Secondo gli analisti di Ember e Climate risk horizons, i ventisette gigawatt in arrivo dalle centrali a carbone già programmate sarebbero invece superflui. Questi impianti in eccesso, se costruiti, risucchieranno risorse e ostacolerebbero le ambizioni dell’India in materia di energia rinnovabile. Se ne potrebbe fare a meno senza sacrificare la capacità del sistema energetico di soddisfare la domanda futura. Con l’attuale sovraccapacità di generazione nel sistema, l’aggiunta di altra energia a carbone metterebbe a repentaglio l’ambizioso obiettivo indiano di arrivare a 450 GW di energia rinnovabile e 500 GW di capacità non fossile entro il 2030.
Nonostante le apparenti incongruenze, Nuova Delhi prende molto seriamente la sfida posta dal clima. Tuttavia, il Paese dovrà installare in media più di quaranta gigawatt di energia pulita ogni anno per raggiungere l’obiettivo del 2030. E ha urgente bisogno di un piano parallelo per ridurre gradualmente l’energia a carbone. L’obiettivo emissioni zero annunciato per il 2070 non prevede ancora un percorso chiaro. Intanto, il governo indiano non è riuscito a raggiungere l’obiettivo di centosettantacinque gigawatt di energia rinnovabile entro il 2022.
Attualmente, il mix energetico dell’India si basa ancora in gran parte sul carbone. Quasi il settanta per cento dell’elettricità proviene dal carbone e il Paese risulta al terzo posto al mondo per emissioni totali di CO2, nonostante un livello molto basso di emissioni pro capite. L’India contribuisce per il sette per cento alle emissioni che oggi causano il surriscaldamento globale. Il consumo di energia in India è cresciuto del dieci per cento a febbraio 2023 rispetto a un anno prima, ma un nuovo picco è previsto nelle prossime settimane.
Il dieci per cento del fabbisogno energetico indiano arriva invece da fonti rinnovabili e non è abbastanza per una domanda in forte crescita. L’espansione dell’economia indiana avrà sicuramente un impatto sul raggiungimento dell’obiettivo di contenere l’aumento delle temperature globali a 1,5°C rispetto ai livelli preindustriali.
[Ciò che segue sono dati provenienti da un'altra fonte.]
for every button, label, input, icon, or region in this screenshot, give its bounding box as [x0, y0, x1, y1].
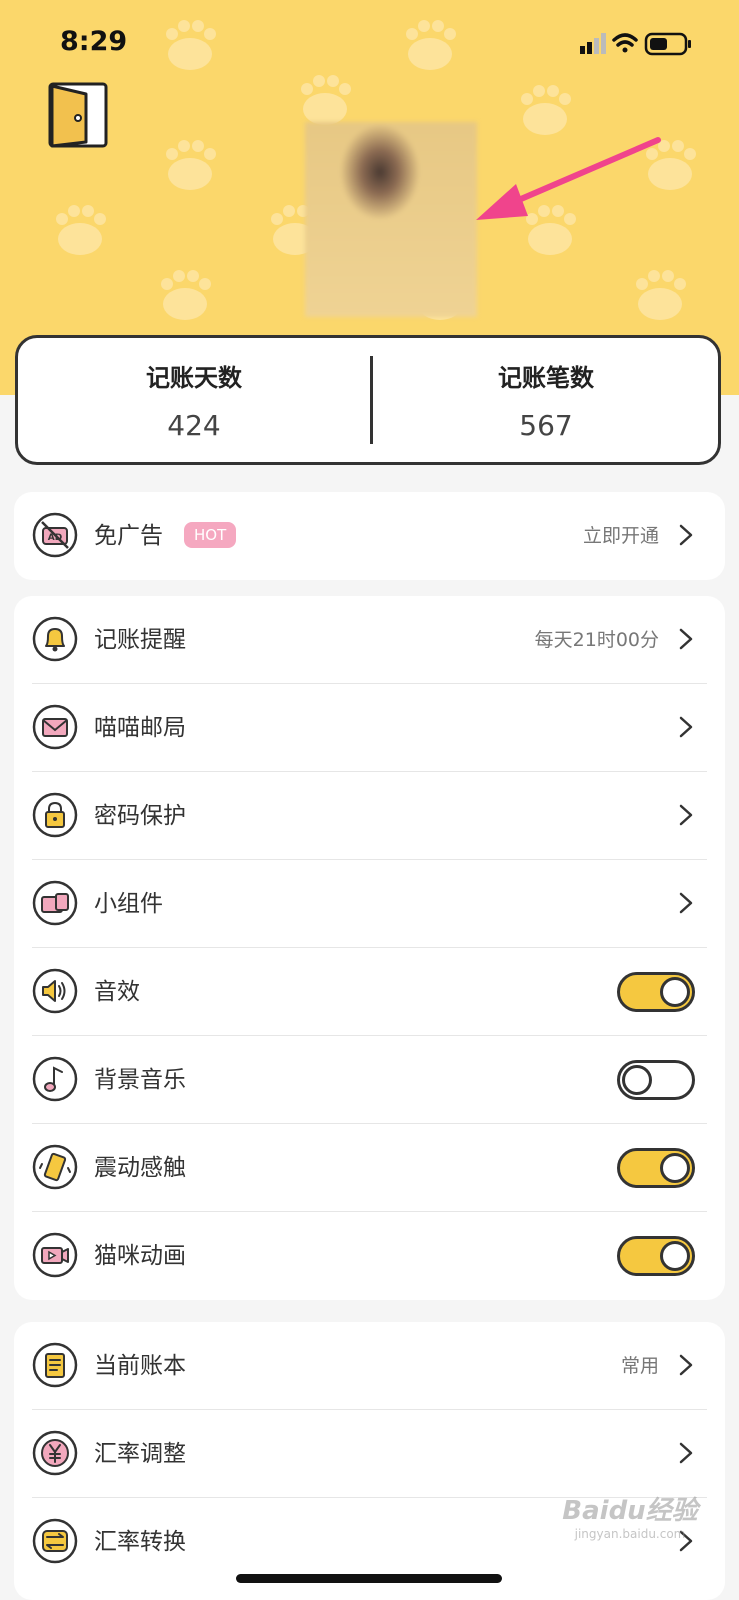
mail-icon: [32, 704, 78, 750]
row-music: 背景音乐: [14, 1036, 725, 1124]
row-rate-adjust-label: 汇率调整: [94, 1441, 186, 1467]
watermark-title: Baidu经验: [562, 1496, 698, 1526]
row-password-label: 密码保护: [94, 803, 186, 829]
chevron-right-icon: [679, 804, 693, 826]
row-remove-ads-label: 免广告: [94, 523, 163, 549]
speaker-icon: [32, 968, 78, 1014]
avatar[interactable]: [305, 122, 477, 317]
door-icon[interactable]: [40, 76, 114, 150]
row-current-book-value: 常用: [620, 1355, 659, 1377]
row-widget-label: 小组件: [94, 891, 163, 917]
stat-days-label: 记账天数: [146, 364, 242, 392]
bell-icon: [32, 616, 78, 662]
row-rate-convert-label: 汇率转换: [94, 1529, 186, 1555]
stats-card: 记账天数 424 记账笔数 567: [15, 335, 721, 465]
stat-records: 记账笔数 567: [370, 338, 722, 442]
signal-icon: [580, 33, 606, 54]
row-music-label: 背景音乐: [94, 1067, 186, 1093]
chevron-right-icon: [679, 524, 693, 546]
row-reminder[interactable]: 记账提醒 每天21时00分: [14, 596, 725, 684]
row-animation: 猫咪动画: [14, 1212, 725, 1300]
chevron-right-icon: [679, 1442, 693, 1464]
no-ad-icon: AD: [32, 512, 78, 558]
hot-badge: HOT: [184, 522, 237, 548]
status-indicators: [580, 32, 691, 56]
widget-icon: [32, 880, 78, 926]
row-mail-label: 喵喵邮局: [94, 715, 186, 741]
wifi-icon: [612, 33, 638, 53]
ad-free-card: AD 免广告 HOT 立即开通: [14, 492, 725, 580]
row-current-book-label: 当前账本: [94, 1353, 186, 1379]
watermark-url: jingyan.baidu.com: [574, 1527, 686, 1541]
chevron-right-icon: [679, 892, 693, 914]
toggle-knob: [622, 1065, 652, 1095]
battery-icon: [644, 32, 691, 56]
row-sound: 音效: [14, 948, 725, 1036]
vibration-toggle[interactable]: [617, 1148, 695, 1188]
row-widget[interactable]: 小组件: [14, 860, 725, 948]
row-reminder-value: 每天21时00分: [534, 629, 659, 651]
music-toggle[interactable]: [617, 1060, 695, 1100]
row-current-book[interactable]: 当前账本 常用: [14, 1322, 725, 1410]
home-indicator[interactable]: [236, 1574, 502, 1583]
sound-toggle[interactable]: [617, 972, 695, 1012]
row-sound-label: 音效: [94, 979, 140, 1005]
chevron-right-icon: [679, 1354, 693, 1376]
row-animation-label: 猫咪动画: [94, 1243, 186, 1269]
lock-icon: [32, 792, 78, 838]
video-icon: [32, 1232, 78, 1278]
music-note-icon: [32, 1056, 78, 1102]
row-rate-adjust[interactable]: 汇率调整: [14, 1410, 725, 1498]
toggle-knob: [660, 977, 690, 1007]
toggle-knob: [660, 1241, 690, 1271]
row-remove-ads[interactable]: AD 免广告 HOT 立即开通: [14, 492, 725, 580]
stat-records-label: 记账笔数: [498, 364, 594, 392]
vibrate-icon: [32, 1144, 78, 1190]
row-remove-ads-value: 立即开通: [582, 525, 659, 547]
chevron-right-icon: [679, 628, 693, 650]
status-time: 8:29: [60, 26, 128, 57]
stat-days: 记账天数 424: [18, 338, 370, 442]
animation-toggle[interactable]: [617, 1236, 695, 1276]
toggle-knob: [660, 1153, 690, 1183]
row-vibration-label: 震动感触: [94, 1155, 186, 1181]
notebook-icon: [32, 1342, 78, 1388]
settings-card: 记账提醒 每天21时00分 喵喵邮局 密码保护 小组件 音效 背景音乐 震动感触…: [14, 596, 725, 1300]
row-vibration: 震动感触: [14, 1124, 725, 1212]
row-password[interactable]: 密码保护: [14, 772, 725, 860]
stat-days-value: 424: [167, 409, 221, 442]
yen-icon: [32, 1430, 78, 1476]
row-reminder-label: 记账提醒: [94, 627, 186, 653]
books-card: 当前账本 常用 汇率调整 汇率转换: [14, 1322, 725, 1600]
watermark: Baidu经验 jingyan.baidu.com: [555, 1490, 705, 1541]
exchange-icon: [32, 1518, 78, 1564]
annotation-arrow: [476, 137, 661, 220]
chevron-right-icon: [679, 716, 693, 738]
stat-records-value: 567: [519, 409, 573, 442]
row-mail[interactable]: 喵喵邮局: [14, 684, 725, 772]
Secondo l’Onu, per limitare l’aumento della temperatura media globale a 1,5 gradi entro la fine del secolo le emissioni di gas serra devono raggiungere il picco prima del 2025 ed essere ridotte almeno del quarantatré per cento entro il 2030.
L’ostacolo principale a un ricorso maggiore all’energia rinnovabile in India è l’esigenza di trovare i finanziamenti internazionali necessari a garantirne lo stoccaggio. Per fortuna, i costi per lo stoccaggio stanno scendendo. L’Institute for energy economics and financial analysis suggerisce che le soluzioni basate sul mercato dei capitali potrebbero permettere di riutilizzare le centrali a carbone in centrali a energia rinnovabile, garantendo al tempo stesso una transizione equa in India. I green bond legati alla sostenibilità potrebbero essere un’opzione percorribile.
L’Agenzia internazionale per l’energia stima che l’India abbia bisogno di 1,400 miliardi di dollari di investimenti nei prossimi decenni per allineare il proprio sistema energetico agli obiettivi climatici globali. Perché questo sia possibile saranno necessarie riforme affinché gli istituti di credito internazionali come il Fondo monetario internazionale e la Banca mondiale possano facilitare il flusso di denaro favorendo gli investimenti in India.
Per fare uno sforzo in più, i finanziamenti internazionali per il clima, sovvenzioni e prestiti agevolati, potrebbero ricoprire un ruolo molto significativo. Alla Cop27, l’India ha spinto a favore dei finanziamenti per il clima ma i progressi sono stati lenti. L’India potrebbe contribuire a rendere operativi i meccanismi finanziari della Convenzione quadro sui cambiamenti climatici delle Nazioni Unite e il fondo per perdite e danni storici adottato a Sharm el-Sheikh. A beneficiarne non sarebbe solo l’India ma tutti i Paesi più vulnerabili.